Una poltrona rossa con dei girasoli!
Era pazza. Aveva il collo talmente piegato, all’alba
quando l’aveva vista mentre tentava di alzarsi la prima volta, che senza
pensarci troppo le aveva infilato dei cuscini sotto la testa. Con uno sforzo
enorme che gli era costato almeno 10 minuti di dolore tanto forte da
immobilizzarlo con la bacchetta stretta nella mano.
Metterle la coperta era stato molto più semplice.
Non aveva usato la magia.
In realtà la ripresa fu molto più lenta di quanto
desiderasse. Dopo una settimana non poteva ancora allontanarsi di molto dalla
sua stanza. Il dolore continuava a perseguitarlo, ogni movimento del corpo
risuonava nelle braccia e nello sterno come un’eco.
Riusciva a parlare, lentamente e controllando il
fiato, mangiava quasi tutto, con attenzione e poteva stare in piedi o seduto
sempre più a lungo.
Ma aveva bisogno di lunghi periodi anche a letto o
seduto, movendosi il meno possibile e riposando.
Era insopportabile l’inattività.
Continuavano però gli incontri dell’Ordine della
Fenice.
Utilizzavano sempre lo studio di Silente, seduti
sulle sedie e sui tavoli.
Quel giorno oltre al Preside erano presenti Minerva
McGrannit, Malocchio Moody, Remus Lupin, Ninfadora Tonks, Kingsley Shacklebolt,
Emmeline Vance, Hestia Jones, Elphias Doge, Sturgis Podmore, Dedalus Lux, la
professoressa Caporal e il professor Piton. Tutti gli altri insegnati erano
impegnati nelle attività della scuola, ma erano in attesa delle decisioni che
il gruppo avrebbe preso con la loro piena approvazione.
Silente stava spiegando:
“Credo che le informazioni ottenute così duramente
da Severus ci permettano di circoscrivere il luogo del prossimo attacco
dell’esercito di Voldemort.
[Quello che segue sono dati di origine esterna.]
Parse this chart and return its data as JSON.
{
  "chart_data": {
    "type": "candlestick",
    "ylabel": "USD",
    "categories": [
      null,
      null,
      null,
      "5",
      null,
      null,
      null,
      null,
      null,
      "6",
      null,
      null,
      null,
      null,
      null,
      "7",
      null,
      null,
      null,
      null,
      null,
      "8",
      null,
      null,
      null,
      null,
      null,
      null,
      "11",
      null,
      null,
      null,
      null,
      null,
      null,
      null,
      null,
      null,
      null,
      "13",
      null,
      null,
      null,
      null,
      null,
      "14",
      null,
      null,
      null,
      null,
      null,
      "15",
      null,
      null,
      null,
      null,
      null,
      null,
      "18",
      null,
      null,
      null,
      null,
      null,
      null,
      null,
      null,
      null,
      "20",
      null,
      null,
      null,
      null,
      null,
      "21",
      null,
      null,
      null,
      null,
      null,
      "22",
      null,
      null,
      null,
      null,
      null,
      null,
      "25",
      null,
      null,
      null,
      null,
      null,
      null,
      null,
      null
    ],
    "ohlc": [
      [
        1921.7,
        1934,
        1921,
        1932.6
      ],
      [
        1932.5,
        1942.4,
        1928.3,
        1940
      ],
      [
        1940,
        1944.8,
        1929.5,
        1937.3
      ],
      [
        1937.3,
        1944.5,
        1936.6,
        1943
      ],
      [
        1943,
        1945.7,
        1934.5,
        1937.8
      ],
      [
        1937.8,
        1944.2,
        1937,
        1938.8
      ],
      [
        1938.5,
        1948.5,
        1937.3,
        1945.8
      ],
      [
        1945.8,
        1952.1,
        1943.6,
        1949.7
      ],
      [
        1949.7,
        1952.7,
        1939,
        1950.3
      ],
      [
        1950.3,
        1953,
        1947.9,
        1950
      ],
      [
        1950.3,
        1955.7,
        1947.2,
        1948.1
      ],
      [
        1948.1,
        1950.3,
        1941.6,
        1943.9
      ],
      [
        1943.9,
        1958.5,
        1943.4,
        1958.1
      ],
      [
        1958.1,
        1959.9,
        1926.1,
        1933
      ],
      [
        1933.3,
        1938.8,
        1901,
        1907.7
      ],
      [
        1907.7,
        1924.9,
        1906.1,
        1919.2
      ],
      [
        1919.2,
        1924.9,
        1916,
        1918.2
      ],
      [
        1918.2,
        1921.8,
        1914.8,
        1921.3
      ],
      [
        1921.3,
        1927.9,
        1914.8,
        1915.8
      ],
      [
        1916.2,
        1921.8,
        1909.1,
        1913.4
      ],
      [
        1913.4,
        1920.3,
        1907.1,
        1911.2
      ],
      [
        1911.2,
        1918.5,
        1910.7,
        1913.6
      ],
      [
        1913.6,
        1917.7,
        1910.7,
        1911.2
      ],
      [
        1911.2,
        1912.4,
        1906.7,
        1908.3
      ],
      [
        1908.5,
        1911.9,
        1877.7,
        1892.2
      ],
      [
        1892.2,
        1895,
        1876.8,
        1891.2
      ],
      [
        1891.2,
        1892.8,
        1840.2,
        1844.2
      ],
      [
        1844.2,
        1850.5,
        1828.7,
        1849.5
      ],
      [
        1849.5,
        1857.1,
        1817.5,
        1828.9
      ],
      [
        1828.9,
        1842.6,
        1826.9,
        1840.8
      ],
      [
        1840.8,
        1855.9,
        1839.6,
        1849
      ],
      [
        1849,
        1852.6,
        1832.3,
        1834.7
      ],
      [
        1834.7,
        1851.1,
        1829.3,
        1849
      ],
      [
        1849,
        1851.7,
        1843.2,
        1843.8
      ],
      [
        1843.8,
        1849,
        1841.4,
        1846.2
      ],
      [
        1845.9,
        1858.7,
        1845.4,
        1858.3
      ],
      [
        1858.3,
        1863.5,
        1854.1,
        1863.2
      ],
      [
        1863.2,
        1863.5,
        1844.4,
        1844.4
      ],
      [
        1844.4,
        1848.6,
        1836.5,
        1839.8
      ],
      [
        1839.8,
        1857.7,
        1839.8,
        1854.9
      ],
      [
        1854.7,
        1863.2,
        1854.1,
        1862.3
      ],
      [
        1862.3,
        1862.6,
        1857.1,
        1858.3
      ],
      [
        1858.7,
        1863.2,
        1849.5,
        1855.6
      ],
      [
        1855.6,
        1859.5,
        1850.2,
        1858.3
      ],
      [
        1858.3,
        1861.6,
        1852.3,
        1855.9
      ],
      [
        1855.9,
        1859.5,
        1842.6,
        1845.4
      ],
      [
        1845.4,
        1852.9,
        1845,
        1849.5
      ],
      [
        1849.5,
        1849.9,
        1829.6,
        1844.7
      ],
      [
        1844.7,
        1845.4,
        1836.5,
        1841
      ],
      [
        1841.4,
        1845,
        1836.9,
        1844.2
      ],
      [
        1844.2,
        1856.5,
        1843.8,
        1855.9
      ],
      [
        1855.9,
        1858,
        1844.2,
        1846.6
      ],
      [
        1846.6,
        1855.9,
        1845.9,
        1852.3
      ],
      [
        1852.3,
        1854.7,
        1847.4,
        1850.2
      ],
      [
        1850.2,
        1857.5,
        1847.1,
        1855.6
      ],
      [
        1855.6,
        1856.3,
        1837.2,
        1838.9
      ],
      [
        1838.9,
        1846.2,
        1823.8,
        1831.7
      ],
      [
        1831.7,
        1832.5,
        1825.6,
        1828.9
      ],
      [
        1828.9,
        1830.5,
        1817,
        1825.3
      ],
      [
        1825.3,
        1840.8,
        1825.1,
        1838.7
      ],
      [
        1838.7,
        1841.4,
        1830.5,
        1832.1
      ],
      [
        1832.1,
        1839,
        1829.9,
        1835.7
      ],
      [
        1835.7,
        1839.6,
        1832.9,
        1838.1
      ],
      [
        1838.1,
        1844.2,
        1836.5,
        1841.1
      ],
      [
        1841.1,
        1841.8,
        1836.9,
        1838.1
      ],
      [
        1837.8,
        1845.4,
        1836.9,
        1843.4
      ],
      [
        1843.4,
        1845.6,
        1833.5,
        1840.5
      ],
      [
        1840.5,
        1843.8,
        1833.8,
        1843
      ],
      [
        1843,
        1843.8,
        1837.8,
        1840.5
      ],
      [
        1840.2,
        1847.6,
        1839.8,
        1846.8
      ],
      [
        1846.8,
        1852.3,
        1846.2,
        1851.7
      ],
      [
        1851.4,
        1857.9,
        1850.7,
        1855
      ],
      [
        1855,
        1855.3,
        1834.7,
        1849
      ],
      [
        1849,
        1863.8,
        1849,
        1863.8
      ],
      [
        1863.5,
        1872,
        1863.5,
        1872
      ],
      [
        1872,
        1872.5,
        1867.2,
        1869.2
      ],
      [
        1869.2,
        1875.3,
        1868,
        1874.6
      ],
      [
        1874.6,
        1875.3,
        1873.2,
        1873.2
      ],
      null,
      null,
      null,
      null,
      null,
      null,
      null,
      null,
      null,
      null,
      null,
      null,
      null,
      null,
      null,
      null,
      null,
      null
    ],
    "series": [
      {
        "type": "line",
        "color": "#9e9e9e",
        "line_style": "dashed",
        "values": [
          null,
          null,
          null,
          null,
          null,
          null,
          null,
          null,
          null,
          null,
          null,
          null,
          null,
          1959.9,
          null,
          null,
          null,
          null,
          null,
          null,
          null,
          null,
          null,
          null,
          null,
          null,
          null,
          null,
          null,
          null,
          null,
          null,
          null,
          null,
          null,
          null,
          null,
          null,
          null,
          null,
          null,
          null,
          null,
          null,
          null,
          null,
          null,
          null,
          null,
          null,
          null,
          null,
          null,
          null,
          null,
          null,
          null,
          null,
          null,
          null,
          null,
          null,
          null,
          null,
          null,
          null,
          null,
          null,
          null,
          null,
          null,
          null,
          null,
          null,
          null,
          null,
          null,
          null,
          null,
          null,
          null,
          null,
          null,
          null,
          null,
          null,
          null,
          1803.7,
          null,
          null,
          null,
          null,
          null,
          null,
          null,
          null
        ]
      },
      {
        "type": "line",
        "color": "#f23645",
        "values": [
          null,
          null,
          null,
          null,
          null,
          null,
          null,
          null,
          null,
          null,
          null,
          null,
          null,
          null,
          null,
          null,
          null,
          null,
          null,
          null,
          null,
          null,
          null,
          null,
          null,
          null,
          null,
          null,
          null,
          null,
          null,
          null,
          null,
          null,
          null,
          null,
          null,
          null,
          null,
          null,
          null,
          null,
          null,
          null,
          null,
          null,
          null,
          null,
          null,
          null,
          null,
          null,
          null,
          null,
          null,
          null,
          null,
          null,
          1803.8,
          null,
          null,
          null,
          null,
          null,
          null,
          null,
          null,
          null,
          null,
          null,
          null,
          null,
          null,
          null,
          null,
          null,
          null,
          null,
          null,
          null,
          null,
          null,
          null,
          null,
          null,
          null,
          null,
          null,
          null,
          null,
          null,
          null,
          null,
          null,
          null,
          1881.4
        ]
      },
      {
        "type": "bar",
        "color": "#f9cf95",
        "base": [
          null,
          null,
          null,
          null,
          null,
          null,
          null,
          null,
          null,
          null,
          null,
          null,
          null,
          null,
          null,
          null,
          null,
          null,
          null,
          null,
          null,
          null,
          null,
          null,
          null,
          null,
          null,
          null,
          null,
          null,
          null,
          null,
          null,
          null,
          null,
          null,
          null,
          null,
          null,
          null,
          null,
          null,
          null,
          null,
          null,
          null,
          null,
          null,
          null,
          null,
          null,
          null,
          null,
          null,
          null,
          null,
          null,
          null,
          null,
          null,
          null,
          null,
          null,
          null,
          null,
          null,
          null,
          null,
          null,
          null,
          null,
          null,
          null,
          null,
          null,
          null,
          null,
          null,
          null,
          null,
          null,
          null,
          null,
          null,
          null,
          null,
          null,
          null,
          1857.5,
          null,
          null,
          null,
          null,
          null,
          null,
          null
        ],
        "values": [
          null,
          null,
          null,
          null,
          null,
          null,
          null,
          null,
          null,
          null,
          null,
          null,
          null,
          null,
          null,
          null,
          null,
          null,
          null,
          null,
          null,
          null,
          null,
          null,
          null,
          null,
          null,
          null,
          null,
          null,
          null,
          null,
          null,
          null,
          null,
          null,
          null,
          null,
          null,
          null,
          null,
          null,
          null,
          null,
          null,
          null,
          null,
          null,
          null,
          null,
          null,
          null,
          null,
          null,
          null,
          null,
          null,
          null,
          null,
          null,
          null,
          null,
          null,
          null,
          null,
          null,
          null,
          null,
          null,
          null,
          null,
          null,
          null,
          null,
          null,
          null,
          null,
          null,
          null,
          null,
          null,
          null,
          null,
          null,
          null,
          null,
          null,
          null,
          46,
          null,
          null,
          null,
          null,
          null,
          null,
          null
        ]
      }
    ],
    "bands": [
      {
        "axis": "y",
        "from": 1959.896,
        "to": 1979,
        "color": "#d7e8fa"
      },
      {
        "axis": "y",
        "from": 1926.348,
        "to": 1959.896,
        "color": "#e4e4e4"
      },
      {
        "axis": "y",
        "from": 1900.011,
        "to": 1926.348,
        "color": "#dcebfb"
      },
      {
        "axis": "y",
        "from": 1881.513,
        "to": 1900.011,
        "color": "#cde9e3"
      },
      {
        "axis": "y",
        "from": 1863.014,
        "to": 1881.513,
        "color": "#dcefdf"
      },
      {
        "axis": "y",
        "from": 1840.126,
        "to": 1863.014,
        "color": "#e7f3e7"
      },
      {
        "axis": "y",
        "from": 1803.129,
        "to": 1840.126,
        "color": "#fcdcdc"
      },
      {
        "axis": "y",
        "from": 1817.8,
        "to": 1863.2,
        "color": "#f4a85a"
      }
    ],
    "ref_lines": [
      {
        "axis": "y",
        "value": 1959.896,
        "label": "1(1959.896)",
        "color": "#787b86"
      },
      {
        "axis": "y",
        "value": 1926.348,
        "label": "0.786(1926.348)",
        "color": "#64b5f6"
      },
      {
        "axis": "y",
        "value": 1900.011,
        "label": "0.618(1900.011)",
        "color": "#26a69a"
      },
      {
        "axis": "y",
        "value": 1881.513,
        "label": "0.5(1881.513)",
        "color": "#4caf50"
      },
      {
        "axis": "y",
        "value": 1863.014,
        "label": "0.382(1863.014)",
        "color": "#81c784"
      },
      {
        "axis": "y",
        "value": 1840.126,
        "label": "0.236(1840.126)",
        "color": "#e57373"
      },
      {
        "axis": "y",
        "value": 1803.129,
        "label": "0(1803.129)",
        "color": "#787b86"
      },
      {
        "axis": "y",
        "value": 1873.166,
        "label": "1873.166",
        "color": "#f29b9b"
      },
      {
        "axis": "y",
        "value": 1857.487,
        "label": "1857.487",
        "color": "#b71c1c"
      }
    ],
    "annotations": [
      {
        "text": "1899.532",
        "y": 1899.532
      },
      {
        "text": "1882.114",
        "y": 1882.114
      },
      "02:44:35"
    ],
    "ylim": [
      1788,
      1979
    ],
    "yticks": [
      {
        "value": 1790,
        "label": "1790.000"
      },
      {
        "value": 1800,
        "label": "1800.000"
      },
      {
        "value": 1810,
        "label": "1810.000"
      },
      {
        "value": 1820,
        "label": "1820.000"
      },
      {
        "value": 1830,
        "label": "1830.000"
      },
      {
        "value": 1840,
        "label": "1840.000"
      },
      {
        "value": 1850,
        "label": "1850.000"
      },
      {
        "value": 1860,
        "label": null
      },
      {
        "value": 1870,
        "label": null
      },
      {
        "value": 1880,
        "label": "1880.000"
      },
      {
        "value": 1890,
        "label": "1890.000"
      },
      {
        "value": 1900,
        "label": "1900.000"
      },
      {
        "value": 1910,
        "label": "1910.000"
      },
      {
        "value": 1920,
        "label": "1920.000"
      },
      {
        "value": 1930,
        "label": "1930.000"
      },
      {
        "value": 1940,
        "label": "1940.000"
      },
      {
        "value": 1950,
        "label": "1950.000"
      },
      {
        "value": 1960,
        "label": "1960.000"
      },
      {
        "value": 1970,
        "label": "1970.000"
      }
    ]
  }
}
L’obiettivo è colpire vicino a noi. Dato che
Hogwarts è inaccessibile, credo che Hogsmeade rappresenti il luogo più
significativo. Londra è un obiettivo inutile in questo momento. Non sono alla
ricerca di un obiettivo che li mostri a tutto il mondo, ma di un obiettivo che
gli permetta di colpirci al cuore. E’ corretto Severus?”
“Le indicazioni dell’Oscuro Signore erano chiare
fino a quando le ho potute sentire: colpire lei Preside, e quello che lei
rappresenta per il Ministero della Magia e per la scuola. Destabilizzarla.
Malfoy ha chiarito che non doveva essere colpito suo figlio o altri Serpeverde.
Hanno parlato di Hogsmeade e dei fine settimana degli allievi.”
“Impedire agli studenti di andarci?” chiese Lux
“Sarà il minimo.” affermò la Mc Grannit, “ma ci
saranno studenti che vorranno disubbidire e altri che andranno in panico.
Dobbiamo pensare a come motivare la scelta.”
”Credo che sia importante..” aggiunse Lupin
“ricordarsi che non ci sarà nessun attacco se non ci saranno studenti a
Hogsamde e quindi che, togliendo l’obiettivo, li costringiamo a cambiare i
piani e così non abbiamo alcuna indicazione di cosa potranno fare.”
“Non penserai di usare gli studenti come
bersagli?!?” esclamò sorpresa Emmeline Vance.
“Certo che no, Emmeline! Stavo pensando alle
conseguenze delle nostre decisioni.” replicò Lupin.
“Potremmo perdere il vantaggio e l’occasione per
vincere una battaglia. Non erano sicuri che fossi lì, non mi hanno visto, non
possono immaginare che siamo in loro attesa. Questo non possiamo dimenticarlo.”
sussurrò, ansimando per il dolore, Piton.
“Ma ti hanno ferito, Severus. Come puoi sapere che
non si sono resi conto della tua presenza e che puoi averli ascoltati?” chiese
Moody, con entrambi gli occhi fissi sul professore, tanta era l’interesse per
la risposta.
Anche Tonks e gli altri attendevano. Piton non aveva
raccontato a nessuno quanto era successo. Anche Silente lo immaginava, ma non
ne conosceva i particolari.
“Credo sia importante essere sicuri che non stiamo
lavorando su informazioni deviate da Voldemort e dai suoi, Severus.” Lo
incoraggiò il preside.
Raccontò lentamente il minimo indispensabile, senza
parlare di sè o del suo dolore, limitandosi ai fatti.
Era sicuro che si fossero accorti di lui solo
all’ingresso della grotta e Bellatrix era convinta che lui stesse arrivando.
Nessuno conosceva la sua seconda natura e non potevano sapere che era appena
stato cacciato fuori.
Tonks aveva i brividi lungo la schiena. Piton non
aveva parlato dei calci e erano state curate sono le feriti visibili. Quante ce
c’erano di invisibili, fisiche ed emotive, ancora da sanare?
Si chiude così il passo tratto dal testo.